1. A hot-stamping formed body, comprising: a first region having a microstructure in which an area fraction of martensite is 95% or more and an average aspect ratio of prior-austenite grains is 1.10 or less, and a second region having a microstructure in which an area fraction of martensite is 95% or more and an average aspect ratio of prior-austenite grains is 2.00 or more; wherein: when an average grain diameter of prior-austenite grains in the first region is represented by G1 (µm) and an average grain diameter of prior-austenite grains in the second region is represented by G2 (µm), G1 is 15.0 µm or less and G2 is 25.0 µm or less, and G1 and G2 satisfy Formula (i) below, and a tensile strength measured by a tensile test using a test specimen taken from the first region is 1250 to 2540 MPa: G 2 − G 1 ≥ 3.

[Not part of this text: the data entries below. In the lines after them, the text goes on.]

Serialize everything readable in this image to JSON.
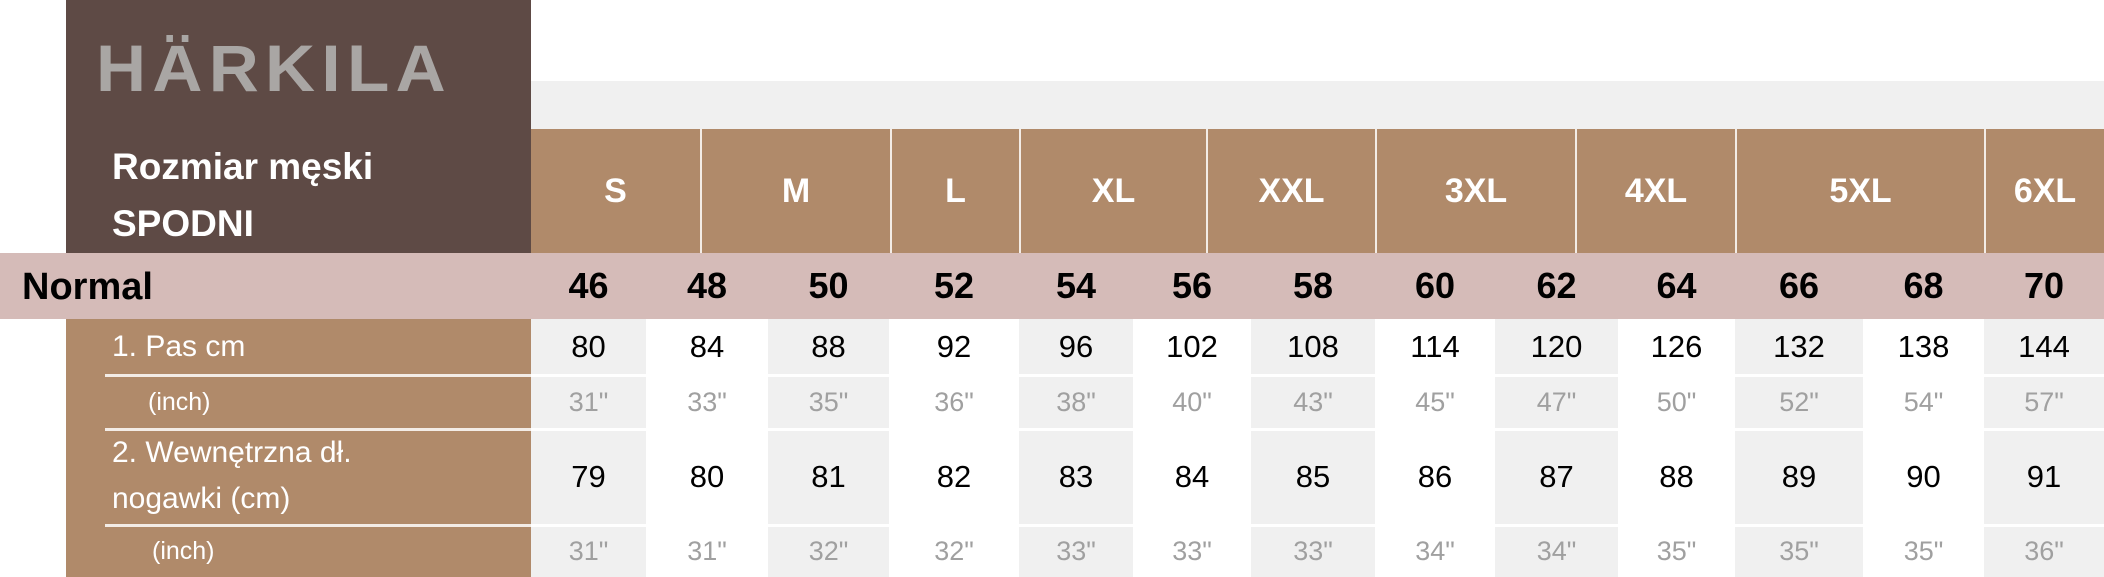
{
  "brand": {
    "logo_text": "HÄRKILA"
  },
  "title": {
    "line1": "Rozmiar męski",
    "line2": "SPODNI"
  },
  "colors": {
    "brand_box": "#5e4a45",
    "header": "#b08a6a",
    "fit_row": "#d5bbb8",
    "stripe": "#f0f0f0",
    "inch_text": "#a0a0a0"
  },
  "size_groups": [
    "S",
    "M",
    "L",
    "XL",
    "XXL",
    "3XL",
    "4XL",
    "5XL",
    "6XL"
  ],
  "fit": {
    "label": "Normal",
    "sizes": [
      "46",
      "48",
      "50",
      "52",
      "54",
      "56",
      "58",
      "60",
      "62",
      "64",
      "66",
      "68",
      "70"
    ]
  },
  "rows": [
    {
      "label": "1. Pas  cm",
      "values": [
        "80",
        "84",
        "88",
        "92",
        "96",
        "102",
        "108",
        "114",
        "120",
        "126",
        "132",
        "138",
        "144"
      ]
    },
    {
      "label": "(inch)",
      "values": [
        "31\"",
        "33\"",
        "35\"",
        "36\"",
        "38\"",
        "40\"",
        "43\"",
        "45\"",
        "47\"",
        "50\"",
        "52\"",
        "54\"",
        "57\""
      ]
    },
    {
      "label_line1": "2. Wewnętrzna dł.",
      "label_line2": "nogawki  (cm)",
      "values": [
        "79",
        "80",
        "81",
        "82",
        "83",
        "84",
        "85",
        "86",
        "87",
        "88",
        "89",
        "90",
        "91"
      ]
    },
    {
      "label": "(inch)",
      "values": [
        "31\"",
        "31\"",
        "32\"",
        "32\"",
        "33\"",
        "33\"",
        "33\"",
        "34\"",
        "34\"",
        "35\"",
        "35\"",
        "35\"",
        "36\""
      ]
    }
  ]
}
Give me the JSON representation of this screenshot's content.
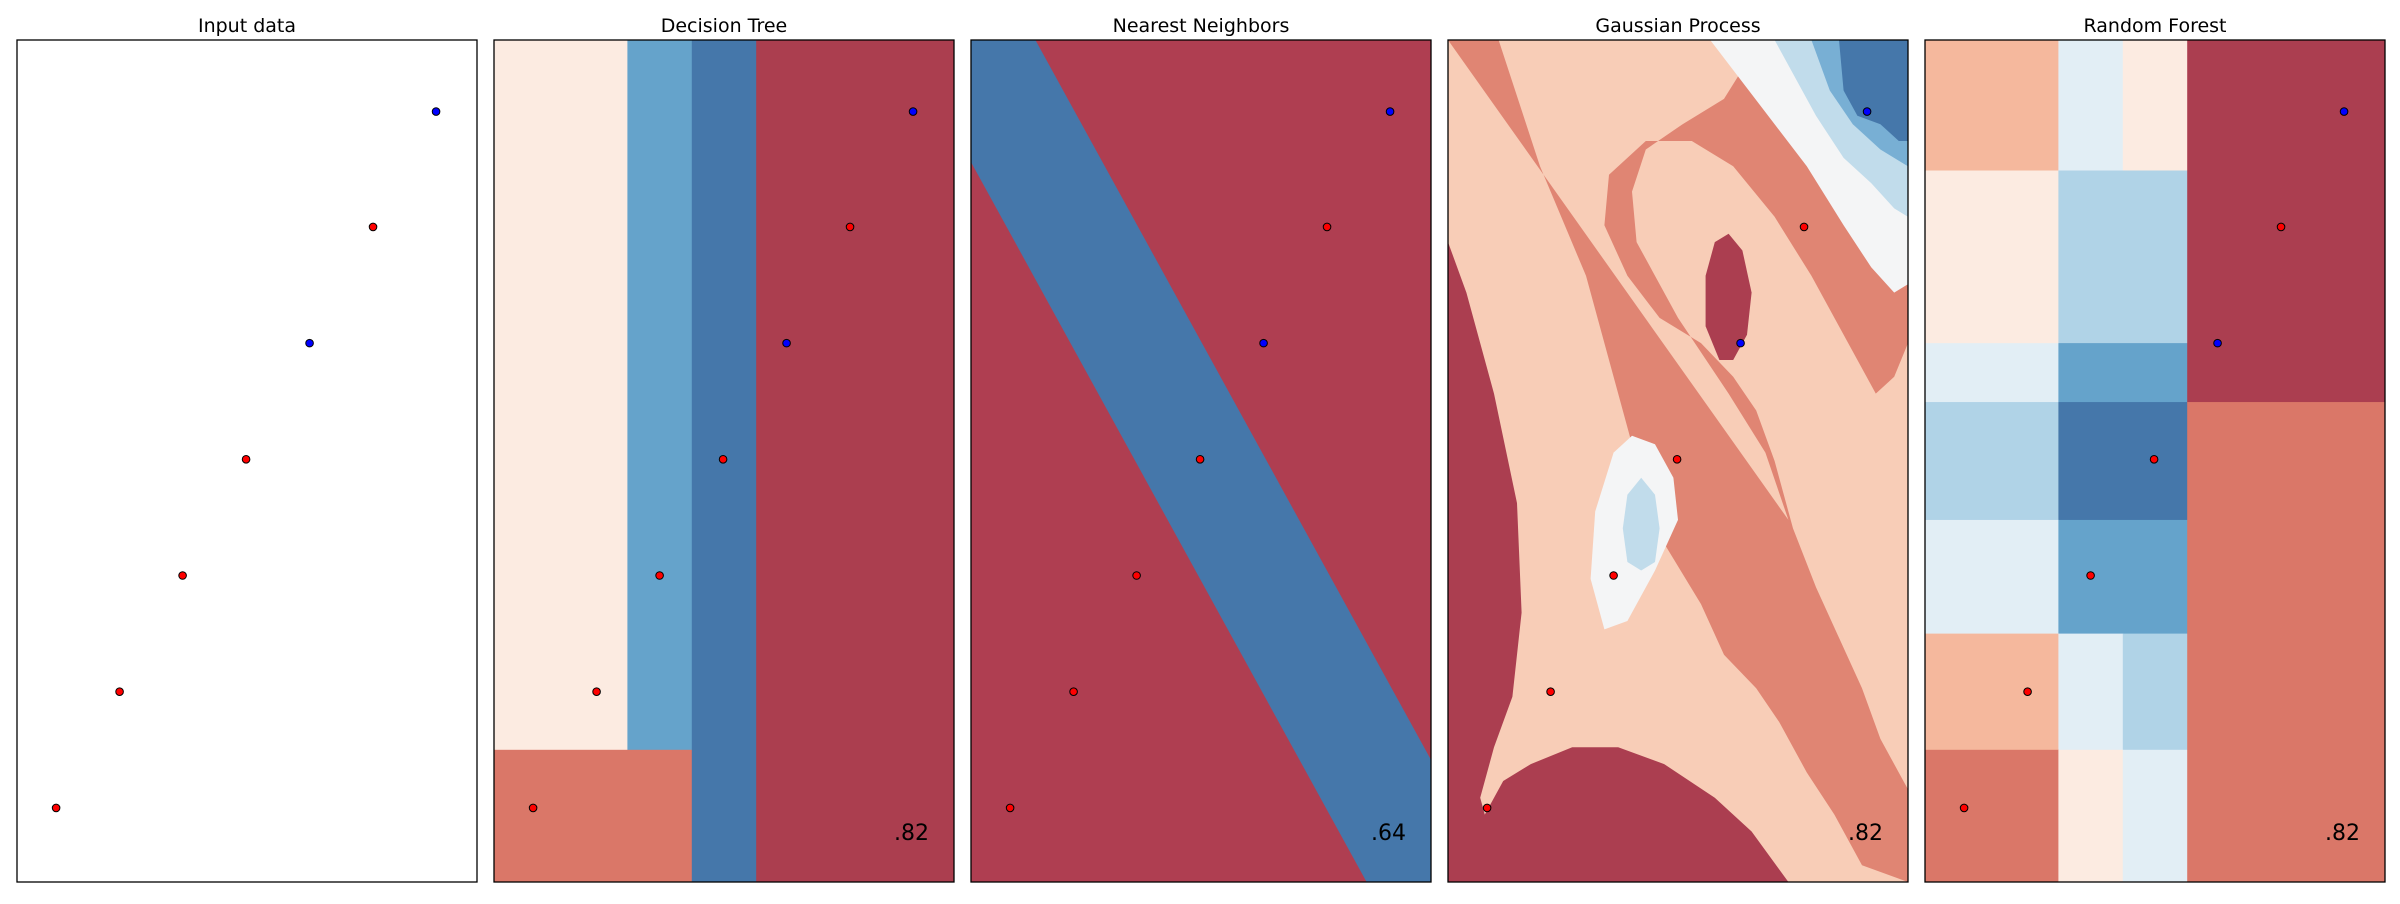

02. The hot-stamping formed body according to claim 1, wherein: an average grain diameter G1 of prior-austenite grains in the first region is 5.0 to 15.0 µm, and an average grain diameter G2 of prior-austenite grains in the second region is 10.0 to 25.0 µm.

3. The hot-stamping formed body according to claim 1 or claim 2, having a chemical composition comprising, by mass%, C: 0.10 to 0.60%, Si: 0.01 to 2.00%, Mn: 0.10 to 3.00%, P: 0.050% or less, S: 0.0200% or less, N: 0.0200% or less, O: 0.100% or less, Al: 0.001 to 0.100%, Cr: 0.01 to 1.00%, Nb: 0 to 0.200%, Ti: 0 to 0.200%, Mo: 0 to 1.00%, B: 0 to 0.0100%, Co: 0 to 4.00%, Ni: 0 to 2.00%, Cu: 0 to 1.00%, V: 0 to 1.00%, W: 0 to 1.00%, Ca: 0 to 0.0100%, Mg: 0 to 0.0100%, REM: 0 to 0.0100%, Sb: 0 to 0.100%, Zr: 0 to 0.100%, Sn: 0 to 1.00%, As: 0 to 0.100%, and the balance: Fe and impurities.